Крестьяне победителями возвращались в трактир. Они торжествовали: наконец-то они отплатили за все унижения, которые им приходилось терпеть, и всякий хвалился своими подвигами. Они как брата обнимали Кристофа, а тот радовался завязавшейся между ними дружбе. Лорхен взяла его руку, на мгновенье сжала ее своей жесткой рукой и с усмешкой посмотрела на него. В ту минуту он уже не казался ей странным.

Занялись ранеными. Крестьяне отделались сравнительно легко: выбитые зубы, сломанные ребра, шишки и кровоподтеки – вот и все. Солдаты пострадали серьезнее. Трое из них находились в тяжелом состоянии: гигант с ожогом глаз, у которого плечо было наполовину отсечено ударом топора; солдат с распоротым животом, не перестававший стонать, и унтер-офицер, которого свалил Кристоф. Их уложили на земле, возле печки. Унтер-офицер, пострадавший меньше других, открыл глаза. Он медленно обвел горевшим ненавистью взглядом склонившихся над ним крестьян. Придя в сознание и припомнив все случившееся, он стал извергать потоки ругани. Он клялся, что рассчитается с ними, что они еще у него попляшут; он хрипел от бешенства; казалось, будь это в его силах, он истребил бы всех до одного. Кое-кто из крестьян попытался улыбнуться, но вообще им было не до смеха. Один молодой крестьянский парень крикнул раненому:

– Заткни пасть, не то убью!

Унтер-офицер, порываясь подняться, впился в парня налитыми кровью глазами и прокричал:

– Негодяи! Убивайте! Вам отрубят головы.

И опять принялся вопить. Парень с распоротым животом испускал визгливые крики, точно свинья под ножом. Третий лежал, не шевелясь и вытянувшись, как покойник. Крестьяне вдруг оцепенели от ужаса. Лорхен с помощью других женщин поволокла раненых в соседнюю комнату. Оттуда гневные выкрики унтер-офицера и стоны умирающего доносились глуше. Крестьяне молчали; они продолжали стоять, сбившись в кружок, как будто у ног их все еще лежали три тела; не смея тронуться с места, они тоскливо переглядывались. Наконец отец Лорхен произнес:

– Хороших же вы наделали дел!

Послышался испуганный шепот; у всех пересохло в горле. И вдруг все заговорили разом. Сперва они шушукались, будто опасаясь, что их подслушают, но вскоре голоса зазвучали громче, пронзительней: крестьяне стали переругиваться, обвиняя друг друга в нанесенных солдатам увечьях. Перепалка, казалось, вот-вот перейдет в рукопашную. Но отец Лорхен всех примирил. Сложив руки на груди и повернувшись к Кристофу, он кивнул в его сторону.

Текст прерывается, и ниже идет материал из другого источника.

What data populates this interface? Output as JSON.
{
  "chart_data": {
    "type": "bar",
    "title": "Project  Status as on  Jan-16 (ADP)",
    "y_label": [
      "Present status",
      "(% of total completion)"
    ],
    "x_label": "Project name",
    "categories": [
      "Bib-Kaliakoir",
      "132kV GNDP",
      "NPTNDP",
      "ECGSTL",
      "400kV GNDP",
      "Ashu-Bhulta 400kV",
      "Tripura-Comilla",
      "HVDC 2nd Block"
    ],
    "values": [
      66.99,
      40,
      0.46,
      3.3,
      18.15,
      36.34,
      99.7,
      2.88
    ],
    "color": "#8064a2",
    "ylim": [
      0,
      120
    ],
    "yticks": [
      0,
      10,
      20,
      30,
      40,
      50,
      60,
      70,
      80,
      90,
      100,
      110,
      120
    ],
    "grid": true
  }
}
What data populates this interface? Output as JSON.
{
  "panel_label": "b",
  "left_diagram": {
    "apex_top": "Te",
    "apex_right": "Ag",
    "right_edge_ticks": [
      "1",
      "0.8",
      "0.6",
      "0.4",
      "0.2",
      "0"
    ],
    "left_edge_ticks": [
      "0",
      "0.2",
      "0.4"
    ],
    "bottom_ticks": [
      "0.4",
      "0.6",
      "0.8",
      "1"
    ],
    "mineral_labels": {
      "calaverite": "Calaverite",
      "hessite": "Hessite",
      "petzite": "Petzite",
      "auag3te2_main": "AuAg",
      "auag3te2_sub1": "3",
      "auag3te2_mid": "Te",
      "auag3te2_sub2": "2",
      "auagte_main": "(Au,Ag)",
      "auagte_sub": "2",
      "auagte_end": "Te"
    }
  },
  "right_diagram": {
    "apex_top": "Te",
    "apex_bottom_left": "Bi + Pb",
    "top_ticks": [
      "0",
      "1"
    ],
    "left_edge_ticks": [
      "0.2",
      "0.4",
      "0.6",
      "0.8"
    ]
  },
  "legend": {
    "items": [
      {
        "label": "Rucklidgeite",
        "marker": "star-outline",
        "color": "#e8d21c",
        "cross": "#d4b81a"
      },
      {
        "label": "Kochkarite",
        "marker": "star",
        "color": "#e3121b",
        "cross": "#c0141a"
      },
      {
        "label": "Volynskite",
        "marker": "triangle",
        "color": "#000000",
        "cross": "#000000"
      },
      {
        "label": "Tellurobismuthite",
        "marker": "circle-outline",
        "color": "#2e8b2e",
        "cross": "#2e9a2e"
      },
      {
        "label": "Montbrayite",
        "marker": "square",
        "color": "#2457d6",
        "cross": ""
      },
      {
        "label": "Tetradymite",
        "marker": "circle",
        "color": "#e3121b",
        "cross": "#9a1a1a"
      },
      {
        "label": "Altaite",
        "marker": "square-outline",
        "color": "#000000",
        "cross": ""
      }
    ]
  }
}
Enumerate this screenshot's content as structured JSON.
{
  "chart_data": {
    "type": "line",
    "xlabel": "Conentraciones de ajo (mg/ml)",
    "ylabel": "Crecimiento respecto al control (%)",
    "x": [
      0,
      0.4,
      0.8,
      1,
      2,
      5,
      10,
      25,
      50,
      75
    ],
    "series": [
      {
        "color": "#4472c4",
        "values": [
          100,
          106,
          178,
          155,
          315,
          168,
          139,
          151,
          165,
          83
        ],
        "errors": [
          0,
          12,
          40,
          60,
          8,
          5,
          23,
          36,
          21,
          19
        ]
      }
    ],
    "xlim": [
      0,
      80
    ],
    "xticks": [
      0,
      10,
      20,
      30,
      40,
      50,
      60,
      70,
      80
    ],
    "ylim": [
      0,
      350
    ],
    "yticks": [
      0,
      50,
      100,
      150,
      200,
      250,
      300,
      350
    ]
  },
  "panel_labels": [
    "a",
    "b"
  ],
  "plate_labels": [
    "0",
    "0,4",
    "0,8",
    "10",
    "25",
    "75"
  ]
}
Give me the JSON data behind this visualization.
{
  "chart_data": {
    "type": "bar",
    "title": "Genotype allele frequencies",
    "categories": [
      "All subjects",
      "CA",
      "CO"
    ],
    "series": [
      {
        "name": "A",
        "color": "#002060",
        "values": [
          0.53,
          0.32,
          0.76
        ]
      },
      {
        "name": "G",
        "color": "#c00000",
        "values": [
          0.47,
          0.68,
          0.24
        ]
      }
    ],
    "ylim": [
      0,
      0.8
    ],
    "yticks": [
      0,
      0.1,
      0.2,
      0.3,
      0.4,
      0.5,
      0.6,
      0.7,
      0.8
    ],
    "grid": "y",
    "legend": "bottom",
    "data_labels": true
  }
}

– А этот, – сказал он, – зачем пожаловал к нам?

Мгновенно весь гнев толпы обрушился на Кристофа.

– Правильно! – орали крестьяне. – Вот кто начал. Не будь его, ничего бы и не случилось!

Ошеломленный Кристоф попытался было возразить:

– То, что я сделал, я сделал не для себя, а для вас, и вы это знаете.

Но они в бешенстве кричали:

– Не можем мы сами за себя постоять, что ли? Очень нам нужны указчики из города! Кто у тебя спрашивал совета? И кто тебя сюда звал? Уж лучше бы сидел дома!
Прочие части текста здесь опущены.